We know that the equation of the given line is $\rm lx + my + n = 0$. If this line is normal to the given circle, then it must satisfy the values of $\rm (x,y) = (h,k) = (-g,-f)$. So, we replace the values of x and y in the equation of the given line, and we get,

$\rm l (-g) + m (-f) + n = 0$

$\rm or, - gl - fm + n = 0$

Rearranging the given equation, we get,

$\rm \therefore gl + fm = n$

Hence, the required condition that the line $\rm lx + my + n = 0$ is normal to the given circle is $\rm gl + fm = n$.

A line that touches the circle at only one point is a tangent to that circle.

We are given the two-intercept form of a straight line equation $\rm \frac{x}{a} + \frac{y}{b} = 1$. We convert it to a general equation of a straight line by taking the LCM and simplifying it.

$\rm \frac{x}{a} + \frac{y}{b} = 1$

$\rm or, \frac{x}{a} \cdot \frac{b}{b} + \frac{y}{b} \cdot \frac{a}{a} = 1 \cdot \frac{ab}{ab}$

$\rm or, \frac{bx}{ab} + \frac{ay}{ab} = \frac{ab}{ab}$

$\rm or, bx + ay = ab$

$\rm \therefore bx + ay - ab = 0$ is the required general equation of the given line.

If the above line is tangent to the circle $\rm (x - a)^2 + (y - b)^2 = r^2$ with center $\rm (h,k) = (a,b)$ and radius $\rm r = 2$ units, then the radius of the circle is equal to the perpendicular distance between the center of the circle to the straight line.

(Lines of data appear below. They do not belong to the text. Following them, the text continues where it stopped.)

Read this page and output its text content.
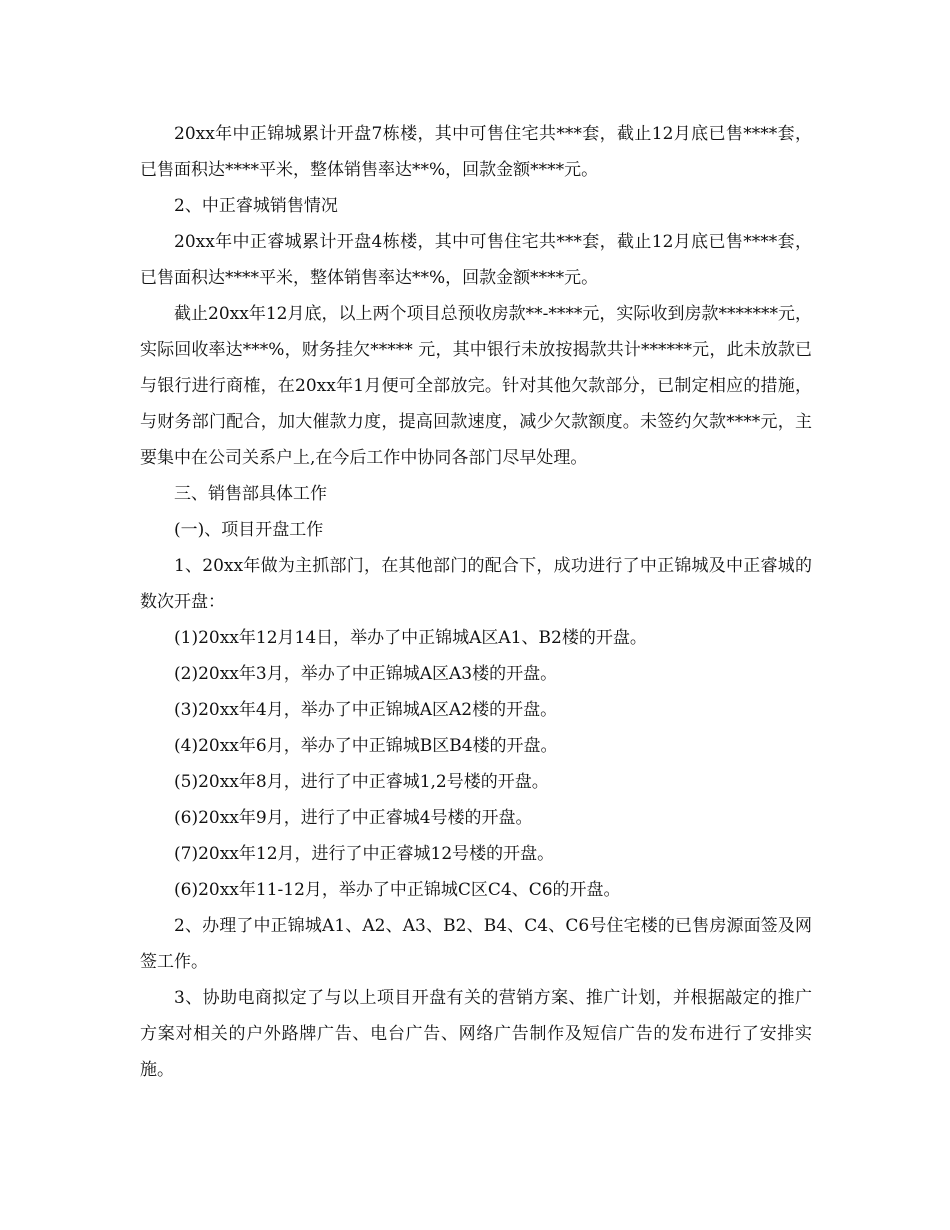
20xx年中正锦城累计开盘7栋楼，其中可售住宅共***套，截止12月底已售****套，已售面积达****平米，整体销售率达**%，回款金额****元。

2、中正睿城销售情况

20xx年中正睿城累计开盘4栋楼，其中可售住宅共***套，截止12月底已售****套，已售面积达****平米，整体销售率达**%，回款金额****元。

截止20xx年12月底，以上两个项目总预收房款**-****元，实际收到房款*******元，实际回收率达***%，财务挂欠***** 元，其中银行未放按揭款共计******元，此未放款已与银行进行商榷，在20xx年1月便可全部放完。针对其他欠款部分，已制定相应的措施，与财务部门配合，加大催款力度，提高回款速度，减少欠款额度。未签约欠款****元，主要集中在公司关系户上,在今后工作中协同各部门尽早处理。

三、销售部具体工作

(一)、项目开盘工作

1、20xx年做为主抓部门，在其他部门的配合下，成功进行了中正锦城及中正睿城的数次开盘：

(1)20xx年12月14日，举办了中正锦城A区A1、B2楼的开盘。

(2)20xx年3月，举办了中正锦城A区A3楼的开盘。

(3)20xx年4月，举办了中正锦城A区A2楼的开盘。

(4)20xx年6月，举办了中正锦城B区B4楼的开盘。

(5)20xx年8月，进行了中正睿城1,2号楼的开盘。

(6)20xx年9月，进行了中正睿城4号楼的开盘。

(7)20xx年12月，进行了中正睿城12号楼的开盘。

(6)20xx年11-12月，举办了中正锦城C区C4、C6的开盘。

2、办理了中正锦城A1、A2、A3、B2、B4、C4、C6号住宅楼的已售房源面签及网签工作。

3、协助电商拟定了与以上项目开盘有关的营销方案、推广计划，并根据敲定的推广方案对相关的户外路牌广告、电台广告、网络广告制作及短信广告的发布进行了安排实施。
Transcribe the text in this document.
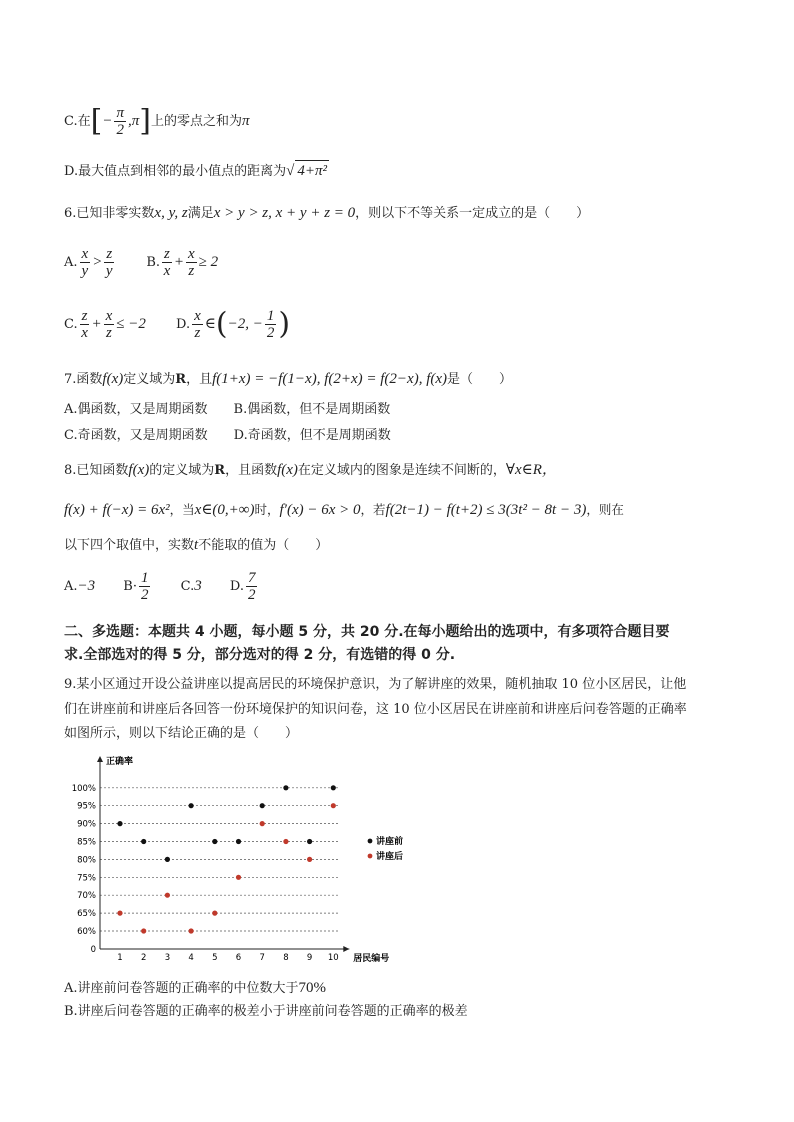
C.在[− $\frac{\pi}{2} ,\pi$]上的零点之和为π
D.最大值点到相邻的最小值点的距离为√ 4+π²
6.已知非零实数x, y, z满足x > y > z, x + y + z = 0，则以下不等关系一定成立的是（　　）
A. $\frac{x}{y} > \frac{z}{y} B$. $\frac{z}{x} + \frac{x}{z} \ge 2$
C. $\frac{z}{x} + \frac{x}{z} \le -2$ D. $\frac{x}{z}$ ∈(−2, − $\frac{1}{2}$ )
7.函数f(x)定义域为R，且f(1+x) = −f(1−x), f(2+x) = f(2−x), f(x)是（　　）
A.偶函数，又是周期函数 B.偶函数，但不是周期函数
C.奇函数，又是周期函数 D.奇函数，但不是周期函数
8.已知函数f(x)的定义域为R，且函数f(x)在定义域内的图象是连续不间断的，∀x∈R，
f(x) + f(−x) = 6x²，当x∈(0,+∞)时，f′(x) − 6x > 0，若f(2t−1) − f(t+2) ≤ 3(3t² − 8t − 3)，则在
以下四个取值中，实数t不能取的值为（　　）
A.−3 $B\cdot \frac{1}{2} C.3$ D. $\frac{7}{2}$
二、多选题：本题共 4 小题，每小题 5 分，共 20 分.在每小题给出的选项中，有多项符合题目要
求.全部选对的得 5 分，部分选对的得 2 分，有选错的得 0 分.
9.某小区通过开设公益讲座以提高居民的环境保护意识，为了解讲座的效果，随机抽取 10 位小区居民，让他
们在讲座前和讲座后各回答一份环境保护的知识问卷，这 10 位小区居民在讲座前和讲座后问卷答题的正确率
如图所示，则以下结论正确的是（　　）
0
60%
65%
70%
75%
80%
85%
90%
95%
100%
正确率
居民编号
1 2 3 4 5 6 7 8 9 10
讲座前
讲座后
A.讲座前问卷答题的正确率的中位数大于70%
B.讲座后问卷答题的正确率的极差小于讲座前问卷答题的正确率的极差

The formula for the perpendicular distance of a point to the given line is

$\rm d = \left | \frac{bx + ay - ab}{\sqrt{a^2 + b^2}} \right |$

Here, $\rm (x,y) = (h,k) = (a,b)$

$\rm d = \left | \frac{b (a) + a(b) - ab}{ \sqrt{a^2 + b^2} } \right |$

The perpendicular distance ‘d’ must be equal to the radius of the circle ‘r’, so, we get,

$\rm \left | \frac{ab}{\sqrt{a^2 + b^2}} \right | = r$

Squaring both sides

$\rm \left ( \frac{ab}{\sqrt{a^2 + b^2}} \right ) ^2 = r^2$

$\rm or, \left ( \frac{a^2b^2}{a^2 + b^2} \right ) = r^2$

$\rm or, a^2 b^2 = r^2 (a^2 + b^2)$

Dividing both sides of the equation by $\rm a^2 b^2 r^2$, we get,

$\rm or, \frac{a^2 b^2}{a^2 b^2 r^2} = \frac{a^2 r^2}{a^2 b^2 r^2} + \frac{b^2 r^2}{a^2 b^2 r^2}$

$\rm or, \frac{1}{r^2} = \frac{1}{b^2} + \frac{1}{a^2}$

$\rm \therefore \frac{1}{a^2} + \frac{1}{b^2} = \frac{1}{r^2}$ is the required condition for the straight line $\rm \frac{x}{a} + \frac{y}{b} = 1$ so that it may touch the circle $\rm (x - a)^2 + (y - b)^2 = r^2$.